This week, the United States Court of Appeals for the District of Columbia Circuit will be the latest venue to hear arguments in the Cherokee Freedmen citizenship dispute—the ongoing legal battle over whether descendants of liberated Cherokee-owned slaves should be entitled to tribal citizenship rights in the Cherokee Nation of Oklahoma.
The debate has lingered in and out of the courts for decades. Thursday, October 18th will be the latest legal round for Vann, et al v. Salazar, a nine-year-old federal suit filed by a Cherokee Freedwoman against the Secretary of the Department of Interior.
At issue is whether the Cherokee Freedmen—a term used by today’s descendants— are guaranteed “all the rights of Native Cherokees,” including tribal citizenship. Those words were included in the last treaty signed between the tribe and the U.S. government when the Cherokee freed their slaves and made them citizens of the tribe at the end of the Civil War.

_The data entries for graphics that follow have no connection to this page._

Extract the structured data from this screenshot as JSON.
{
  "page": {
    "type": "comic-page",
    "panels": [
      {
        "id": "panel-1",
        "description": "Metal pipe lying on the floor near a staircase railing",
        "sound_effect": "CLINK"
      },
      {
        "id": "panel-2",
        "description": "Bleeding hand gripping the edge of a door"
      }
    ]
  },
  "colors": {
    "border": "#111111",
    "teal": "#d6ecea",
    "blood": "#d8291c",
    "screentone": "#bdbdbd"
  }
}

The Cherokee Nation has long-contested that the Treaty of 1866, as its known, no longer applies to the Cherokee Freedmen of today. Meanwhile, as a sovereign Indian nation, tribal leaders assert that only it has the right to determine its own citizenry. But the Department of the Interior—the federal agency that oversees tribal matters—contends the tens of thousands of African-American progeny of former Cherokee-owned slaves are owed their treaty rights just as their American Indian counterparts have reclaimed over time.
Vann v. Salazar will return to the D.C. Circuit court where it was argued in 2008. From that hearing, a three-judge panel unanimously remanded the case back to the D.C. District Court. Last October, U.S. District Judge Henry Kennedy Jr. dismissed the suit altogether based on the issue of sovereign immunity—the legal doctrine protecting federally recognized tribes, such as the Cherokee Nation, from being sued in U.S. Court. Attorney’s for the Cherokee Freedmen appealed the case in November.
Cherokee Freedwoman Marilyn Vann filed the lawsuit nearly a decade ago after she was denied the right to vote in the 2003 tribal election. Today, she is one of roughly 2,800 former slave descendants temporarily enrolled in the tribe. Figures predict there are anywhere from 20,000 to 120,000 mostly African-American individuals who would be eligible for tribal citizenship should Vann win her case.
Critics of the Cherokee Freedmen have implied the group are merely ethnic opportunists seeking to gain access to a host of entitlement programs linked to low-to-no cost healthcare, college scholarships, housing assistance and Cherokee-preference employment.
In 2009, the Cherokee Nation filed its own lawsuit against five Cherokee Freedmen in Cherokee Nation v. Nash. That case is pending in the Northern District Court of Oklahoma in Tulsa.